Farmers, Fishermans, Pastoralist, Nomads, Indigenous Peoples are experiencing some of the most immediate and profound consequences of climate change despite usually not being the main perpetrators of those. Because their lives are woven into the land and sea, these communities can feel the change directly, usually long before it is measured. They read the subtle signs of a loss and feel how these tremors reshape both daily survival and future resilience. Their knowledge, passed down across generations, is not written in complex datasets but in memory. Forged through centuries of observation and adaptation, it holds quiet wisdom on precious information that needs to be considered in scientific research and climate awareness. An ancestral echo that must grow louder.
Their voices reveal the climate realities we rarely see. Their stories show resilience. Whether by reshaping agriculture, rethinking resource use, or forging new livelihoods, they demonstrate the importance of the natural world and how humans can adapt to change. Their experience invites us to reconsider our own relationship with nature. In listening to their words, we begin to imagine ways of living that are more attentive, more reciprocal, more aligned with the planet’s rhythms.
These ECHOES rising from the climate FAULTLINE deserved to be amplified. Not as symbols of vulnerability, but as sources of knowledge and inspiration.
FAULT//LINE ECHOES aims to amplify those voices.
Crossing landscapes and cultures with humility, curiosity, and low impact to foster respectful human connection.
Grounding observations and narratives in a scientific understanding of climate change's impact on local populations.

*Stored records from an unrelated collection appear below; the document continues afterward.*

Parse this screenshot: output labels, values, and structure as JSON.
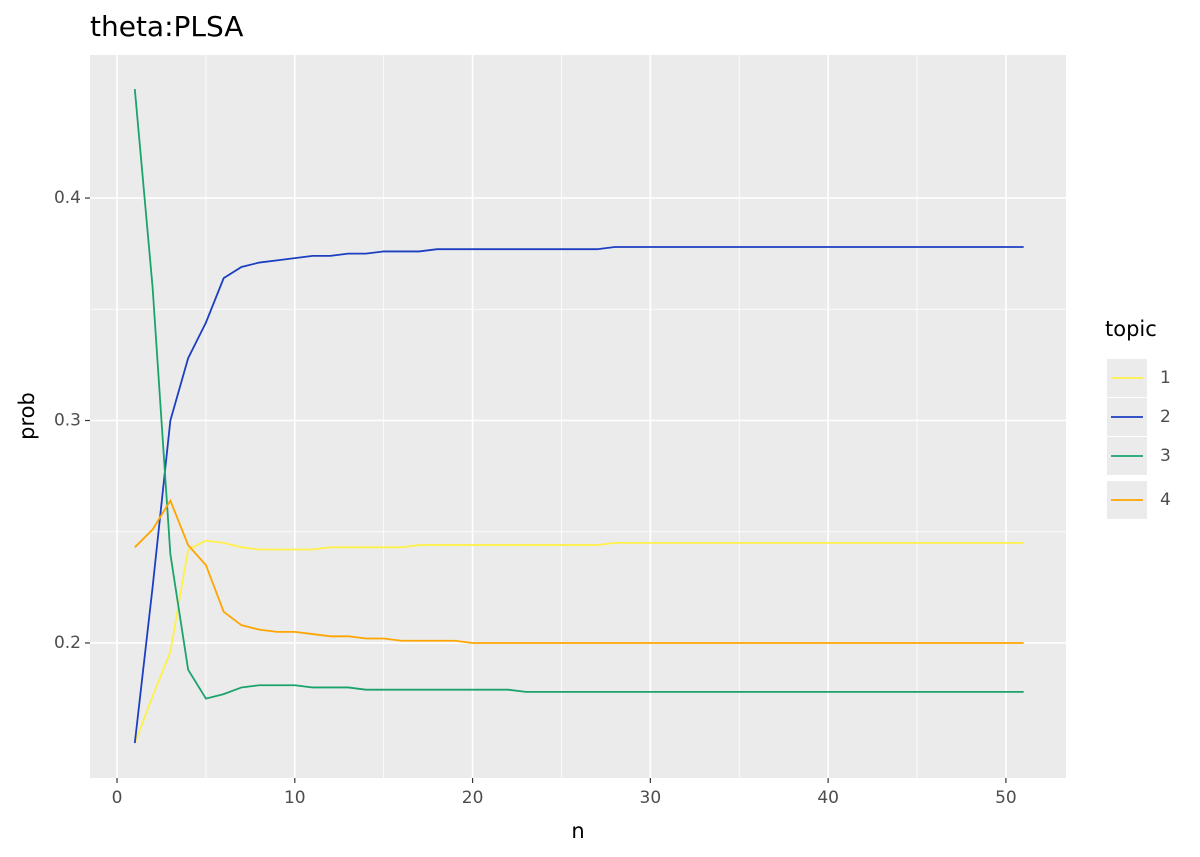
{
  "chart_data": {
    "type": "line",
    "title": "theta:PLSA",
    "xlabel": "n",
    "ylabel": "prob",
    "legend_title": "topic",
    "x": [
      1,
      2,
      3,
      4,
      5,
      6,
      7,
      8,
      9,
      10,
      11,
      12,
      13,
      14,
      15,
      16,
      17,
      18,
      19,
      20,
      21,
      22,
      23,
      24,
      25,
      26,
      27,
      28,
      29,
      30,
      31,
      32,
      33,
      34,
      35,
      36,
      37,
      38,
      39,
      40,
      41,
      42,
      43,
      44,
      45,
      46,
      47,
      48,
      49,
      50,
      51
    ],
    "xlim": [
      -1.52,
      53.38
    ],
    "xticks": [
      0,
      10,
      20,
      30,
      40,
      50
    ],
    "ylim": [
      0.1393,
      0.4643
    ],
    "yticks": [
      0.2,
      0.3,
      0.4
    ],
    "grid": true,
    "legend": "right",
    "series": [
      {
        "name": "1",
        "color": "#fff04a",
        "values": [
          0.155,
          0.176,
          0.196,
          0.242,
          0.246,
          0.245,
          0.243,
          0.242,
          0.242,
          0.242,
          0.242,
          0.243,
          0.243,
          0.243,
          0.243,
          0.243,
          0.244,
          0.244,
          0.244,
          0.244,
          0.244,
          0.244,
          0.244,
          0.244,
          0.244,
          0.244,
          0.244,
          0.245,
          0.245,
          0.245,
          0.245,
          0.245,
          0.245,
          0.245,
          0.245,
          0.245,
          0.245,
          0.245,
          0.245,
          0.245,
          0.245,
          0.245,
          0.245,
          0.245,
          0.245,
          0.245,
          0.245,
          0.245,
          0.245,
          0.245,
          0.245
        ]
      },
      {
        "name": "2",
        "color": "#1c3fc2",
        "values": [
          0.155,
          0.225,
          0.3,
          0.328,
          0.344,
          0.364,
          0.369,
          0.371,
          0.372,
          0.373,
          0.374,
          0.374,
          0.375,
          0.375,
          0.376,
          0.376,
          0.376,
          0.377,
          0.377,
          0.377,
          0.377,
          0.377,
          0.377,
          0.377,
          0.377,
          0.377,
          0.377,
          0.378,
          0.378,
          0.378,
          0.378,
          0.378,
          0.378,
          0.378,
          0.378,
          0.378,
          0.378,
          0.378,
          0.378,
          0.378,
          0.378,
          0.378,
          0.378,
          0.378,
          0.378,
          0.378,
          0.378,
          0.378,
          0.378,
          0.378,
          0.378
        ]
      },
      {
        "name": "3",
        "color": "#1aa36b",
        "values": [
          0.449,
          0.36,
          0.24,
          0.188,
          0.175,
          0.177,
          0.18,
          0.181,
          0.181,
          0.181,
          0.18,
          0.18,
          0.18,
          0.179,
          0.179,
          0.179,
          0.179,
          0.179,
          0.179,
          0.179,
          0.179,
          0.179,
          0.178,
          0.178,
          0.178,
          0.178,
          0.178,
          0.178,
          0.178,
          0.178,
          0.178,
          0.178,
          0.178,
          0.178,
          0.178,
          0.178,
          0.178,
          0.178,
          0.178,
          0.178,
          0.178,
          0.178,
          0.178,
          0.178,
          0.178,
          0.178,
          0.178,
          0.178,
          0.178,
          0.178,
          0.178
        ]
      },
      {
        "name": "4",
        "color": "#ffa500",
        "values": [
          0.243,
          0.251,
          0.264,
          0.244,
          0.235,
          0.214,
          0.208,
          0.206,
          0.205,
          0.205,
          0.204,
          0.203,
          0.203,
          0.202,
          0.202,
          0.201,
          0.201,
          0.201,
          0.201,
          0.2,
          0.2,
          0.2,
          0.2,
          0.2,
          0.2,
          0.2,
          0.2,
          0.2,
          0.2,
          0.2,
          0.2,
          0.2,
          0.2,
          0.2,
          0.2,
          0.2,
          0.2,
          0.2,
          0.2,
          0.2,
          0.2,
          0.2,
          0.2,
          0.2,
          0.2,
          0.2,
          0.2,
          0.2,
          0.2,
          0.2,
          0.2
        ]
      }
    ]
  }
}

Translating stories and lived reality into visuals, articles, and soundscapes that move hearts and minds.
My journey began in France, where I grew up dreaming of adventure and science, captivated by nature documentaries flickering on the square television in our living room. What started as a childhood fascination gradually became a life direction. I went on to study biology and ecology at the University of Nantes, before dedicating myself to ocean and coral reef research on the small yet vibrant island of Réunion in the Indian Ocean. Later, life carried me to another island, Taiwan, where I pursued my curiosity about coral reef ecosystems even further. There, I immersed myself deeply in science, completing a PhD focused on the functioning of benthic organisms and the persistence of their communities under environmental change.
Yet something was missing.
Days in the laboratory, hours analyzing data, and months translating complexity into scientific language slowly dimmed the adventurous spark that had first drawn me to this path. While my passion for ecological research remains intact, I began to realize that the traditional academic trajectory did not fully align with my long-term aspirations. I am now reshaping my journey toward what moves me most: exploration, human connection, and creative expression, all grounded in scientific understanding.
FAULT//LINE ECHOES is the first step in that direction.